A wave function for hydrogen atom is given below, where #a_0# is the Bohr radius, #"52.9177 pm"#. If the Radial node in 2s be at #r_0#. Then the value of #r_0# in terms of #a_0# is?

Here is the equation:

#ψ_(2s) = color(red)(sqrt(2)/(8pi)) × [1/a_0]^"3/2" [2 - r/a_0]e^(-r//color(red)(a_0))#

  1. #r_0 = 1/2a_0#

  2. #r_0 = 2a_0#

  3. #r_0 = 4a_0#

  4. #r_0 = 2/sqrt(2)a_0#

1 Answer
Nov 20, 2017

#r_0 = 2a_0#

http://hyperphysics.phy-astr.gsu.edu/


First of all, the wave function you have is not correct. The correct wave function is:

#psi_(2s) = color(orange)(1/(4sqrt(2pi))) (1/a_0)^(3//2)(2 - r/a_0)e^(-r//color(orange)(2a_0))#

The radial node occurs where the radial component #R_(nl)(r)# of the wave function goes to zero. But since there is no angular component #Y_(l)^(m_l)(theta,phi)# to a wave function for a spherical orbital (#l = 0, m_l = 0#), set #psi_(2s) = 0#.

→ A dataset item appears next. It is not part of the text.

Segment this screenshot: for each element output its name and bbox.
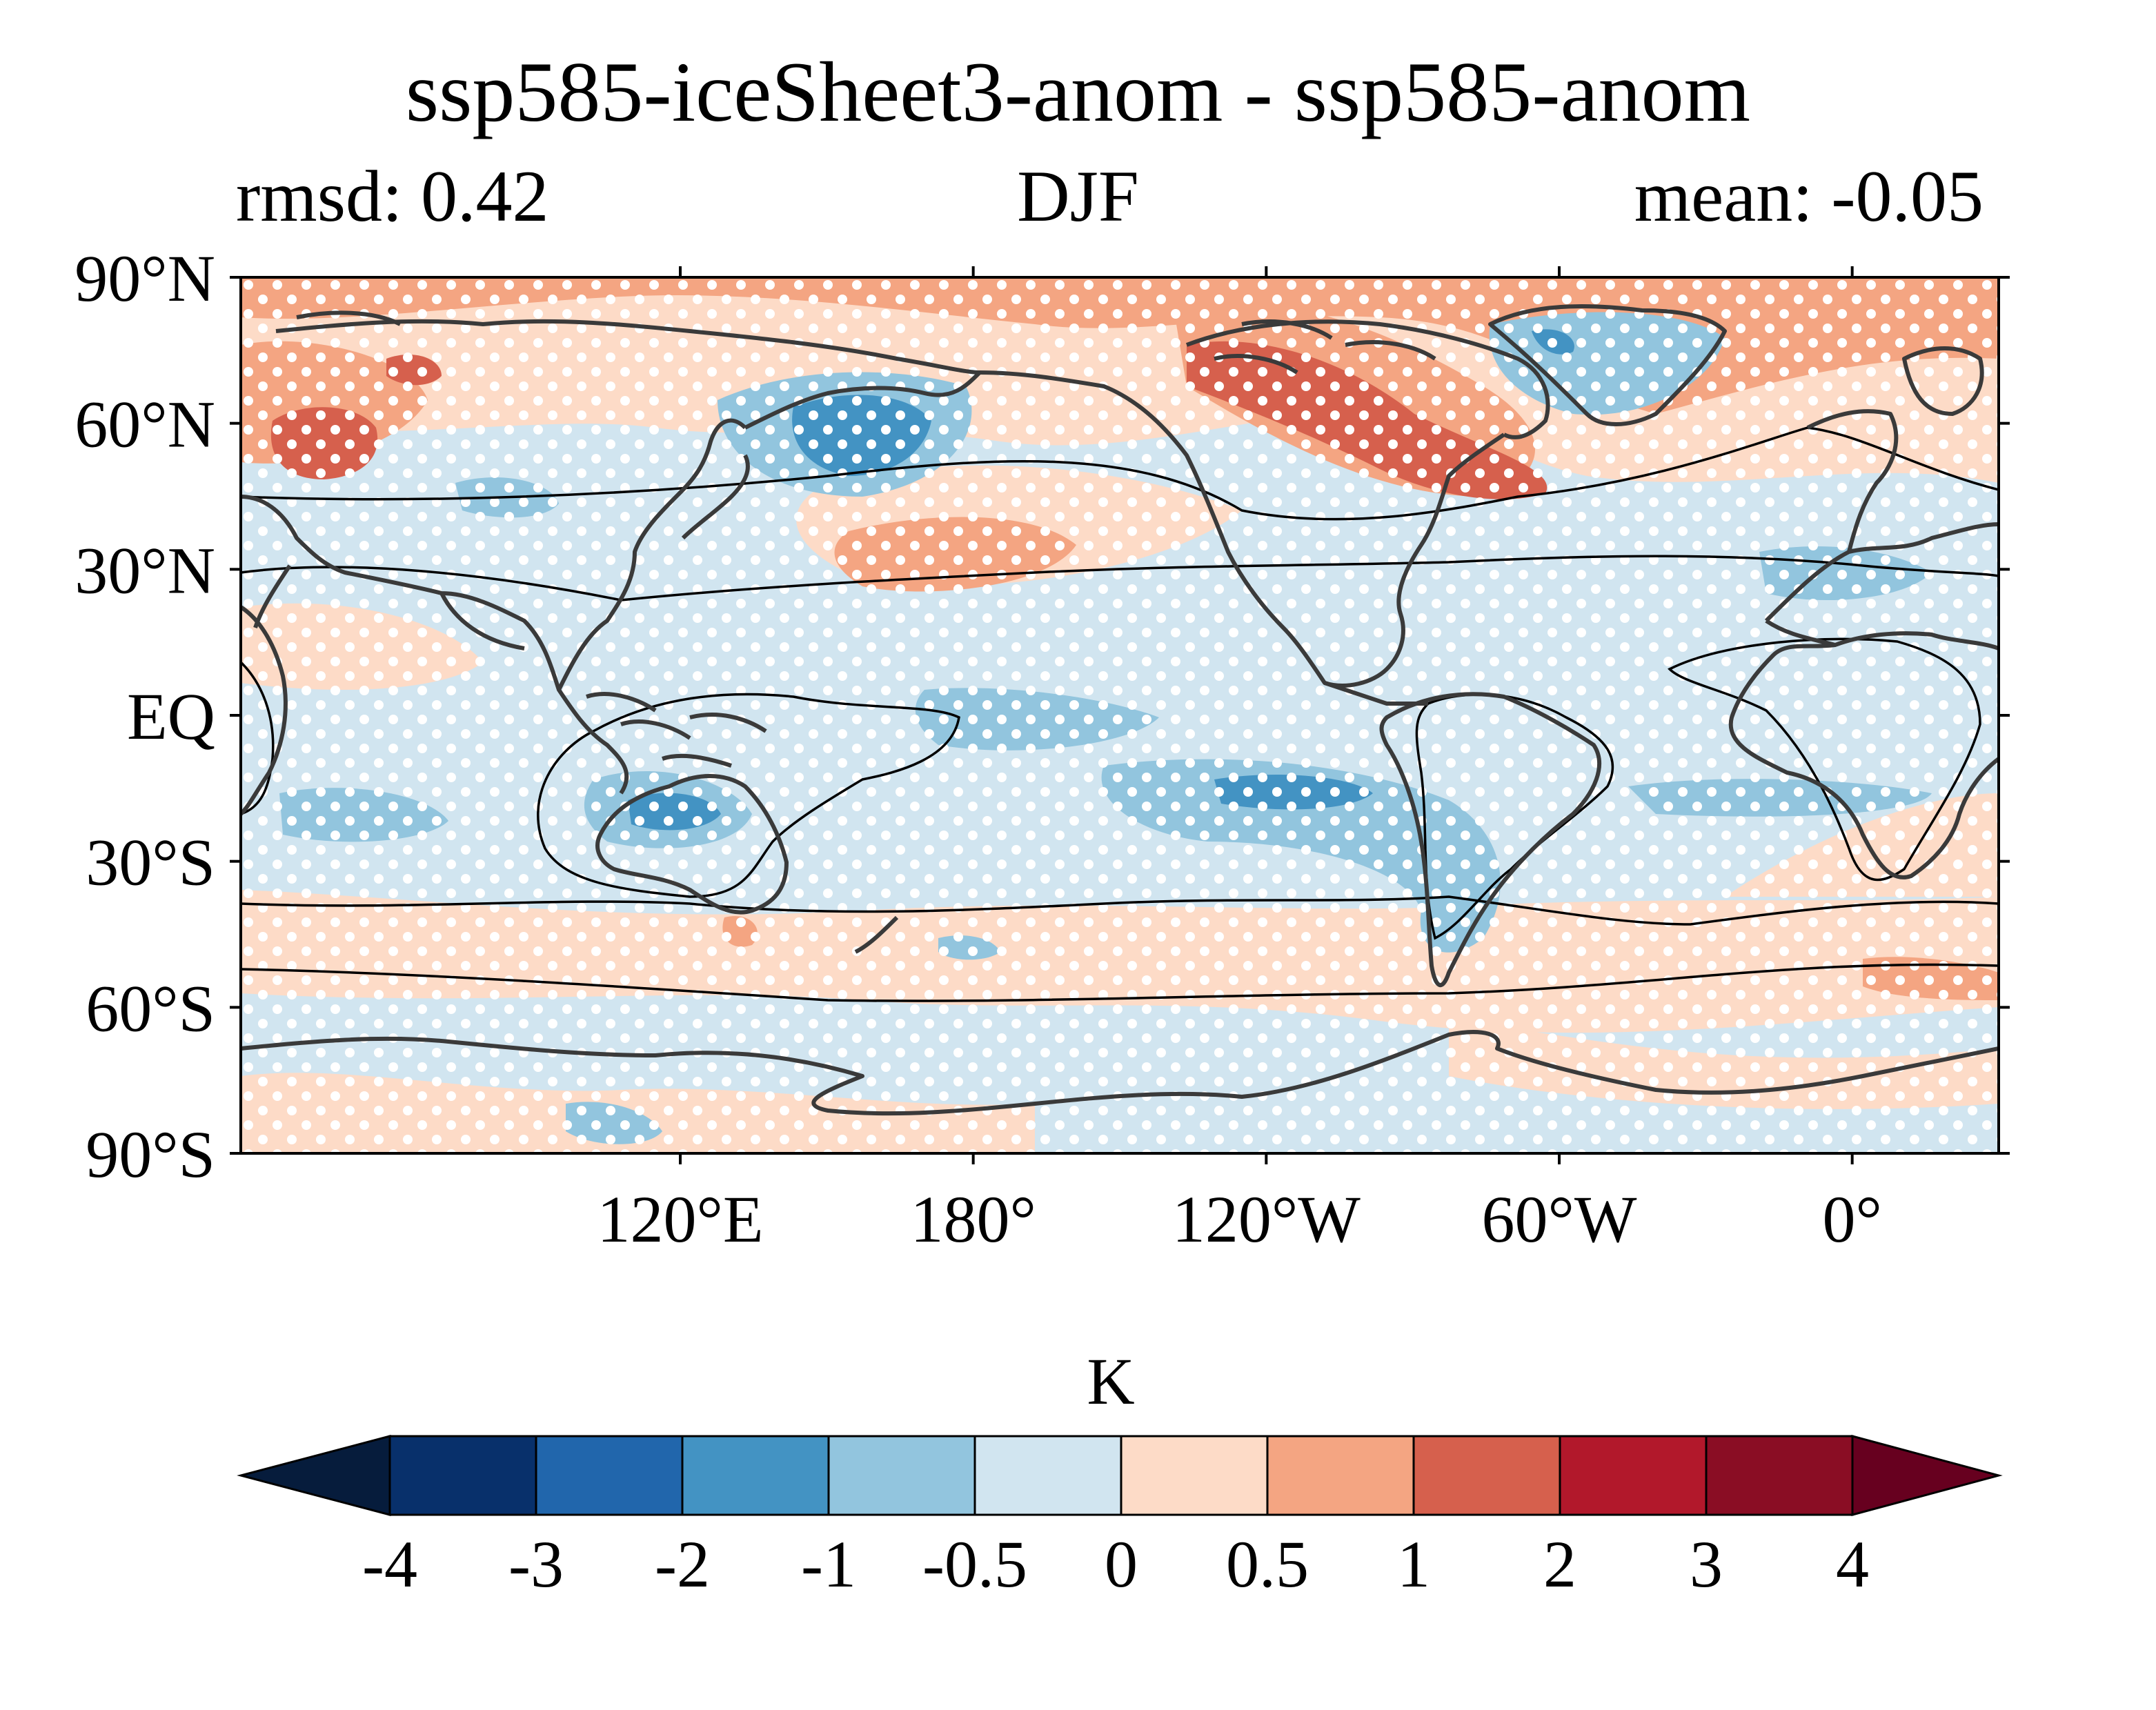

All the nonzero constants can be divided out to get:

#0 = |[(2 - r/a_0)e^(-r//2a_0)]|_(r = r_0)#

Since #e^(-r//2a_0) ne 0# for #r# in between #0# and #oo# (where nodes can occur), that can be divided out as well.

#0 = 2 - r_0/a_0#

Therefore, the distance away from the nucleus at which there is a radial node is:

#color(blue)(r_0 = 2a_0)#

or about #2 cdot "52.9177 pm" = "105.8354 pm"#.